GLUCK Orfeo ed Euridice
This new recording of Gluck’s most influential opera is also Franco Fagioli’s first release for DG since since he signed exclusively for the company in July. A curious set in some ways, it was recorded live in France last April, in a series of concerts for which conductor Laurence Equilbey used the original 1762 Vienna score (minus a couple of dances) with several additions from the 1774 Paris revision: the latter included the Dance of the Furies and the bravura aria ‘Addio, o miei sospiri’, which Gluck lifted from Ferdinando Bertoni’s Tancredi, initially for use in Le feste d’Apollo in 1769, and subsequently reworked as ‘Amour, viens rendre à mon âme’.
The set consists of two different edits of the resulting hybrid: a highlights disc, spuriously called ‘Orpheo’, containing the principal arias together with the Paris additions; and the 1762 score more or less complete, though Fagioli adopts the revised ending of ‘Che farò senza Euridice’, transposed into the original key as in Berlioz’s edition of 1859. It’s all a bit fussy, and variabilities in the performance left me more than once questioning the highlights disc’s necessity.

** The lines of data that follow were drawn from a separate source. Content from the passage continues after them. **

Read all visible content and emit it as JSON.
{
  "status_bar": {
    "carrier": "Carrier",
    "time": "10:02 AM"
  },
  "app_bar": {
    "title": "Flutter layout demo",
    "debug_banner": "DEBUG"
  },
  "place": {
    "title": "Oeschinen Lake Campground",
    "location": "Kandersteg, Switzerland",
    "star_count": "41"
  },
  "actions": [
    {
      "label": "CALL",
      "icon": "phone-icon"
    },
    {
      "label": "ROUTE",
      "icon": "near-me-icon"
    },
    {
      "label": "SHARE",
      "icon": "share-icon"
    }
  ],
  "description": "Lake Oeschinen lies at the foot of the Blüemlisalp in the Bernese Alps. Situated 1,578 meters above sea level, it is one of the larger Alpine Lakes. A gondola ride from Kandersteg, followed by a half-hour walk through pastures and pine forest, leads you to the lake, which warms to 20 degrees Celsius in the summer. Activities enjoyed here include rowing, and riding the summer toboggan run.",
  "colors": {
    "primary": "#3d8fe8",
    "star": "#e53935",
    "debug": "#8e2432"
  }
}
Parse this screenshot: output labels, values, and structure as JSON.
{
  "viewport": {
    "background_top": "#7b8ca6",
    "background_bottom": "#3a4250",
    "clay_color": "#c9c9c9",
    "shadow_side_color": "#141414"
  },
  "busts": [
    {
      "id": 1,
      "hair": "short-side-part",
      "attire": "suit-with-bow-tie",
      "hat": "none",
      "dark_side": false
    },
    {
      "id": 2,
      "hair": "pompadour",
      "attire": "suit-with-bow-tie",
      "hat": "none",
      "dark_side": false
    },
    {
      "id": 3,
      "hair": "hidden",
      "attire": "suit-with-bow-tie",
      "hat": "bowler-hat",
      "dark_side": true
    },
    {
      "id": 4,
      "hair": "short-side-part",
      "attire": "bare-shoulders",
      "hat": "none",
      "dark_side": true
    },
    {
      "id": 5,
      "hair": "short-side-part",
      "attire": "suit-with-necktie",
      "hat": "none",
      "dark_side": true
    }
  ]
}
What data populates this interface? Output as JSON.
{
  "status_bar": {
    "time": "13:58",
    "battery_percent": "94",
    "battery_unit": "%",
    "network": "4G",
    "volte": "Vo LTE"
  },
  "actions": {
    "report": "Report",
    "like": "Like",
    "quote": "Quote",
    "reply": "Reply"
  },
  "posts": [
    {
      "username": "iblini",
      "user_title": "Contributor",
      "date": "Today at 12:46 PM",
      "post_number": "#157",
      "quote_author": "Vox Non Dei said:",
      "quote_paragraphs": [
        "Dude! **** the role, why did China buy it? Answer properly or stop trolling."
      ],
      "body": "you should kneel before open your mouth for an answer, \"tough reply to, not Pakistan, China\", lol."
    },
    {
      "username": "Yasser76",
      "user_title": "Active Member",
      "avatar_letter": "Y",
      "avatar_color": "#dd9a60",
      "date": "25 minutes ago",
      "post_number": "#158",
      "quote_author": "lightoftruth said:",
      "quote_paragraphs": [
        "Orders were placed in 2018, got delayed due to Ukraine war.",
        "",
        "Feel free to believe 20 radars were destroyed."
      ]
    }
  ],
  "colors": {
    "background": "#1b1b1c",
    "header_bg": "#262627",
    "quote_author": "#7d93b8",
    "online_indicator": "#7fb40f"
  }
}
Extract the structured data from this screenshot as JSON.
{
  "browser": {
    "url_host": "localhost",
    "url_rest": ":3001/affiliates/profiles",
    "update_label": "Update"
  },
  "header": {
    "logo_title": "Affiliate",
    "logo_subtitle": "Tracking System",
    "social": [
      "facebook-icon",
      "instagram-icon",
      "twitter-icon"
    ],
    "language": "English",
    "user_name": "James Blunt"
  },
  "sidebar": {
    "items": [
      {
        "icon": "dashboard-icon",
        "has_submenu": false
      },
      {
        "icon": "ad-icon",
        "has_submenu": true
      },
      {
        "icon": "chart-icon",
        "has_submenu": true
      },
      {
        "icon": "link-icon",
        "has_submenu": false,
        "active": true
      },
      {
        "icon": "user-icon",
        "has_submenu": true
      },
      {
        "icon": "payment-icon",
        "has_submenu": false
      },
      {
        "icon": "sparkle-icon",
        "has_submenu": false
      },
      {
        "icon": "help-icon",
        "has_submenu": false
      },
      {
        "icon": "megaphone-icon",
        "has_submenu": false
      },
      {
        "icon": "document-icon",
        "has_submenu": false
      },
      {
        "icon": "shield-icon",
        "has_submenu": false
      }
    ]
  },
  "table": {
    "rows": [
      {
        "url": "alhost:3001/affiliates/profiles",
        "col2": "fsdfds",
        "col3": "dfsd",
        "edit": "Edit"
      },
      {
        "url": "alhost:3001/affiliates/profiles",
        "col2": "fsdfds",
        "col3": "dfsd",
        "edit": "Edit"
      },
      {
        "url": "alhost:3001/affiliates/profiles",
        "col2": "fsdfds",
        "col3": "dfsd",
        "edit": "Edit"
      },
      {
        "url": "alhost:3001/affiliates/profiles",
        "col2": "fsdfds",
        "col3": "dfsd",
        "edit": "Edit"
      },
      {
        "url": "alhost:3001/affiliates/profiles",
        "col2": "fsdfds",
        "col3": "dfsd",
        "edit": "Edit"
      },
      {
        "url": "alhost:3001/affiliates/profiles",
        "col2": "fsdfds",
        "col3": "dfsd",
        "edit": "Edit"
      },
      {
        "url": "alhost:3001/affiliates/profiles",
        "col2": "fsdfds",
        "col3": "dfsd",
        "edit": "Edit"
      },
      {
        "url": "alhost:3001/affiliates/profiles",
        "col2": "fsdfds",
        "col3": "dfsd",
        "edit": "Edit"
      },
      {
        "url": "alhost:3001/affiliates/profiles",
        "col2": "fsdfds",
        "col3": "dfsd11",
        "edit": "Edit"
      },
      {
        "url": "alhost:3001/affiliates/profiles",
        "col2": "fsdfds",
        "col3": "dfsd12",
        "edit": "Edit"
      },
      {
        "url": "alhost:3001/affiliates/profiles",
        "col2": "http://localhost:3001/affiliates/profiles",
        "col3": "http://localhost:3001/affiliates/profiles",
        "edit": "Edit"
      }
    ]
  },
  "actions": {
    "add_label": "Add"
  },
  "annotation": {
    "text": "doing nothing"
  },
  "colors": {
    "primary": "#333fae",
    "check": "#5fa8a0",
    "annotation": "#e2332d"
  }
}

Vocally it’s often impressive. Anyone concerned that Fagioli has recently been limiting himself solely to the virtuoso cannot help but be struck here by his even purity of line, the androgynous beauty of his tone and his sparing use of those baritonal lower registers, his deployment of which has seemed a bit over-prominent of late. ‘Addio, o miei sospiri’, meanwhile, is good, but not quite as good as Max Emanuel Cencic’s darker-toned, smoother performance on Decca’s recent ‘Five Countertenors’ album.
Fagioli’s characterisation could, however, occasionally be sharper. He’s strong in Act 1, where his grief really bites, and where he has disquieting moments of premonitory doubt when faced with the conditions imposed by Emmanuelle de Negri’s strikingly authoritarian Amore. The sad wonder with which he gazes on the Elysian Fields is beautifully realised. Yet during the confrontation with Malin Hartelius’s Euridice, his singing lacks the detailed intensity with which she registers her growing bewilderment at his behaviour. ‘Che farò’, very introverted, is not quite as overwhelming as it might be.
Equilbey and the Insula Orchestra are painstaking in their re creation of Gluck’s original sound world: period strings and brass underscore the harshness of Orfeo’s isolation where the warmer sound of conventional instruments tends to console. Speeds are brisk, but in veering away from Muti-like solemnity, Equilbey sometimes lets the tension drop, particularly in the Dance of the Furies, where Marc Minkowski, using the 1774 score, has more edge. The choral singing from Accentus, though, is exceptional in its nobility and fervour: in Act 2 they are extraordinarily touching as the Furies slowly yield to the power of Orfeo’s singing.